Desde chico descubrí  mi gusto por los libros. Mi hermano Abel Angel me obsequió una edición de “Las Aventuras de la Mano Negra” que se convertiría en el primer libro que amé en verdad. Todavía lo tengo, me lo llevé a mi nuevo hogar con mi familia. Espero podérselo heredar a mi hijo cuando crezca. De él obtuve también mi primer libro para jugar ajedrez y mi gusto por el espacio exterior y la ciencia ficción, gracias un libro que tenía en su habitación de “Cosmos” de Carl Sagan que yo secretamente hojeaba cuando nadie me veía. También me gustaba hojear su album de “La Conquista del Espacio” con estampitas del módulo lunar, los planetas del Sistema Solar y las fotos de las tripulaciones de las misiones de la NASA. Me llamó muchísimo la atención en su momento el coche espacial que General Motors desarrolló y que condujeron los astronautas de alguna de las misiones Apollo en la luna. Sí. En la Luna. ¡WOW!

 

Después tuve un “TENTE” que formaba una nave espacial con todo y astronautas y pasé largas horas aterrizando mi nave en cuantos muebles extraterrestres encontré en casa, recorriéndolos con mi coche espacial para tomar muestras del terreno y llevarlas a la Tierra. “Abelito” me lo regaló de cumpleaños. Tuve muchísimos carritos, pero mis favoritos ni siquiera fueron míos: eran un Rolls Royce color azul con interiores rojos y un Cadillac color café con capota blanca. Los cochecitos estaban de adorno en el cuarto de alguno de mis hermanos. Dicen que me los llevé a escondidas al Kinder y los devolví a escondidas al lugar donde estaban originalmente llenos de plastilina, totalmente inservibles.

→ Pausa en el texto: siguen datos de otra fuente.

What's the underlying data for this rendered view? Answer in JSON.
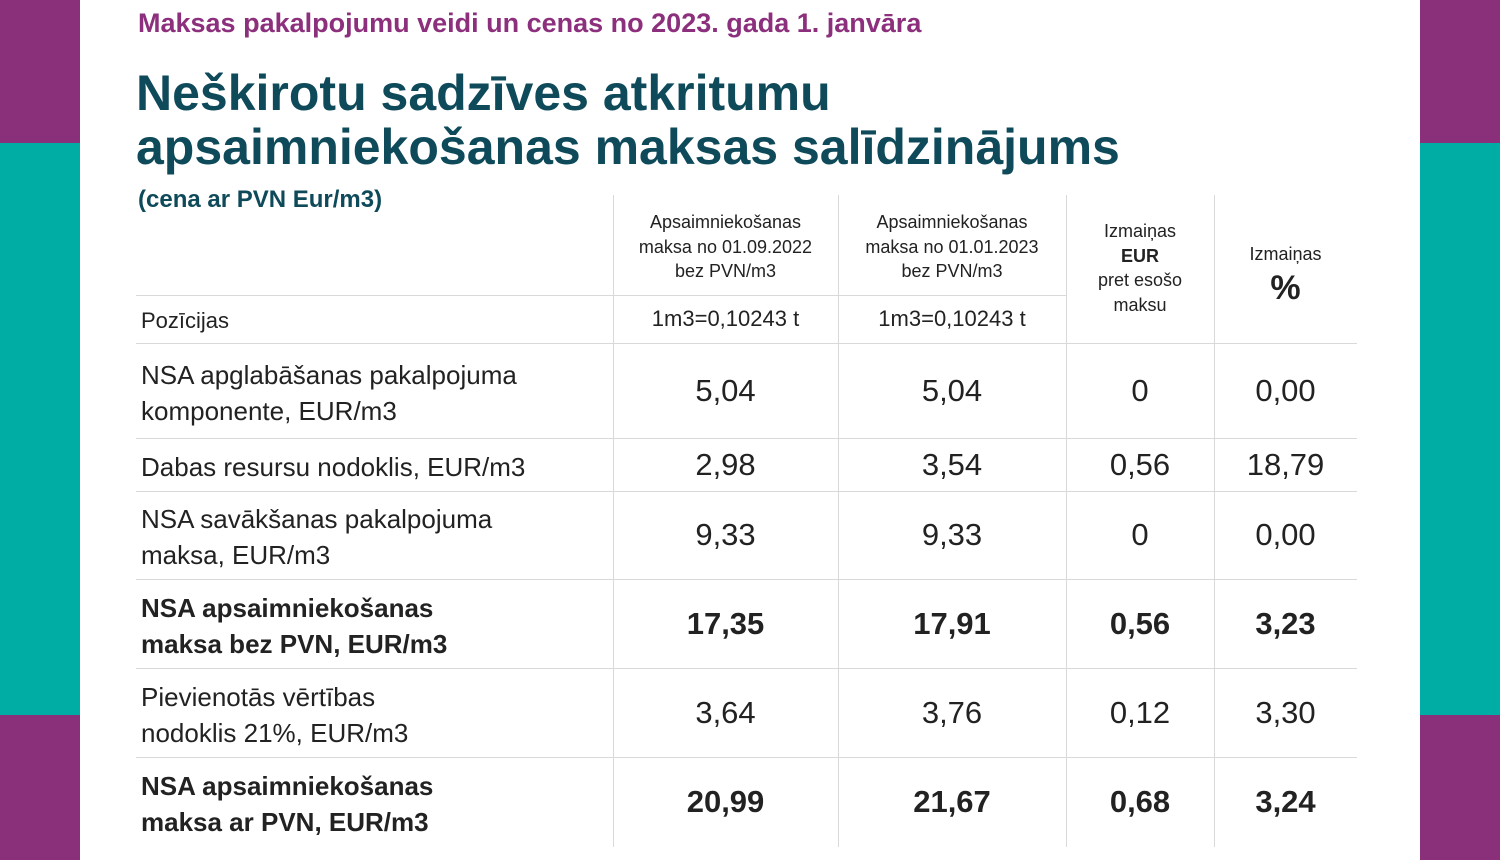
{
  "header": {
    "subtitle": "Maksas pakalpojumu veidi un cenas no 2023. gada 1. janvāra",
    "title_lines": [
      "Neškirotu sadzīves atkritumu",
      "apsaimniekošanas maksas salīdzinājums"
    ],
    "note": "(cena ar PVN Eur/m3)"
  },
  "table": {
    "columns": [
      {
        "lines": [
          "Pozīcijas"
        ]
      },
      {
        "lines": [
          "Apsaimniekošanas",
          "maksa no 01.09.2022",
          "bez PVN/m3"
        ],
        "sub": "1m3=0,10243 t"
      },
      {
        "lines": [
          "Apsaimniekošanas",
          "maksa no 01.01.2023",
          "bez PVN/m3"
        ],
        "sub": "1m3=0,10243 t"
      },
      {
        "lines": [
          "Izmaiņas",
          "EUR",
          "pret esošo",
          "maksu"
        ],
        "bold_line": 1
      },
      {
        "lines": [
          "Izmaiņas",
          "%"
        ],
        "bold_line": 1
      }
    ],
    "rows": [
      {
        "label": [
          "NSA apglabāšanas pakalpojuma",
          "komponente, EUR/m3"
        ],
        "cells": [
          "5,04",
          "5,04",
          "0",
          "0,00"
        ],
        "bold": false
      },
      {
        "label": [
          "Dabas resursu nodoklis, EUR/m3"
        ],
        "cells": [
          "2,98",
          "3,54",
          "0,56",
          "18,79"
        ],
        "bold": false
      },
      {
        "label": [
          "NSA savākšanas pakalpojuma",
          "maksa, EUR/m3"
        ],
        "cells": [
          "9,33",
          "9,33",
          "0",
          "0,00"
        ],
        "bold": false
      },
      {
        "label": [
          "NSA apsaimniekošanas",
          "maksa bez PVN, EUR/m3"
        ],
        "cells": [
          "17,35",
          "17,91",
          "0,56",
          "3,23"
        ],
        "bold": true
      },
      {
        "label": [
          "Pievienotās vērtības",
          "nodoklis 21%, EUR/m3"
        ],
        "cells": [
          "3,64",
          "3,76",
          "0,12",
          "3,30"
        ],
        "bold": false
      },
      {
        "label": [
          "NSA apsaimniekošanas",
          "maksa ar PVN, EUR/m3"
        ],
        "cells": [
          "20,99",
          "21,67",
          "0,68",
          "3,24"
        ],
        "bold": true
      }
    ]
  }
}
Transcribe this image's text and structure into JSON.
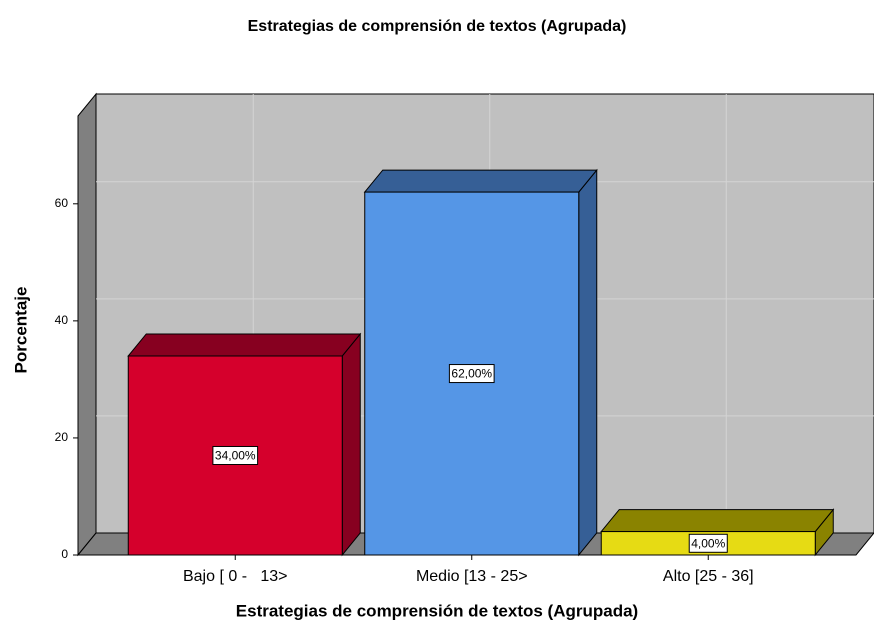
{
  "chart_data": {
    "type": "bar3d",
    "title": "Estrategias de comprensión de textos (Agrupada)",
    "x_label": "Estrategias de comprensión de textos (Agrupada)",
    "y_label": "Porcentaje",
    "categories": [
      "Bajo [ 0 -   13>",
      "Medio [13 - 25>",
      "Alto [25 - 36]"
    ],
    "values": [
      34,
      62,
      4
    ],
    "value_labels": [
      "34,00%",
      "62,00%",
      "4,00%"
    ],
    "colors": [
      "#d5002c",
      "#5596e6",
      "#e6db14"
    ],
    "side_colors": [
      "#870020",
      "#365f96",
      "#8a8300"
    ],
    "ylim": [
      0,
      75
    ],
    "yticks": [
      0,
      20,
      40,
      60
    ],
    "grid": true
  }
}
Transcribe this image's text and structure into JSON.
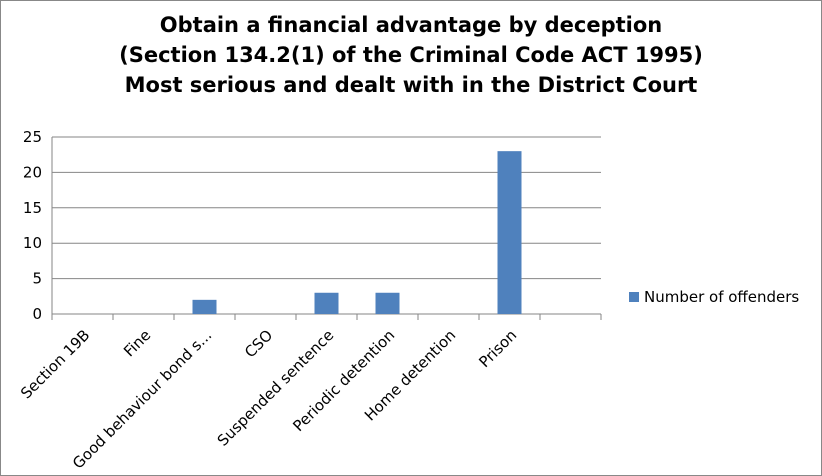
{
  "chart_data": {
    "type": "bar",
    "title_lines": [
      "Obtain a financial advantage by deception",
      "(Section 134.2(1) of the Criminal Code ACT 1995)",
      "Most serious and dealt with in the District Court"
    ],
    "categories": [
      "Section 19B",
      "Fine",
      "Good behaviour bond s...",
      "CSO",
      "Suspended sentence",
      "Periodic detention",
      "Home detention",
      "Prison",
      ""
    ],
    "series": [
      {
        "name": "Number of offenders",
        "values": [
          0,
          0,
          2,
          0,
          3,
          3,
          0,
          23,
          0
        ],
        "color": "#4f81bd"
      }
    ],
    "xlabel": "",
    "ylabel": "",
    "ylim": [
      0,
      25
    ],
    "yticks": [
      0,
      5,
      10,
      15,
      20,
      25
    ],
    "grid": true,
    "legend": "right"
  }
}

Fue irresistible llevármelos. Mi juguete favorito sin embargo fue un set de piezas para armar estructuras espaciales que mi hermano José Antonio me trajo de Houston en alguno de sus viajes de estudios. Todavía lo tengo y espero también poderselo ofrecer a mi hijo para juntos armar la Última Gran Fortaleza Espacial. Ya estaba grande, sin embargo este fue quizá el juguete con el que me despedí de los juguetes. No recuerdo haber disfrutado algo más después de esto. ATARI 2600 fue la consola de videojuegos que llegó a casa primero. Dentro de los muchísimos juegos que tuvimos disfruté particularmente “Vanguard” y “Tutankamon”. El Nintendo llegó más tarde. Le hice la barba a mi papá de forma espectacular ya que con su muy particular estilo me decía que no lo podía traer de San Francisco porque se lo iban a quitar en la aduana…por supuesto que no, con mi habilidosa conversación “lo persuadí” de comprármelo. Mi papá se rió como nunca cada vez que yo afirmé que si alguien podía evadir a la justicia para infiltrar mi Nintendo en el país era él con su astucia, sagacidad e inteligencia comprobadas.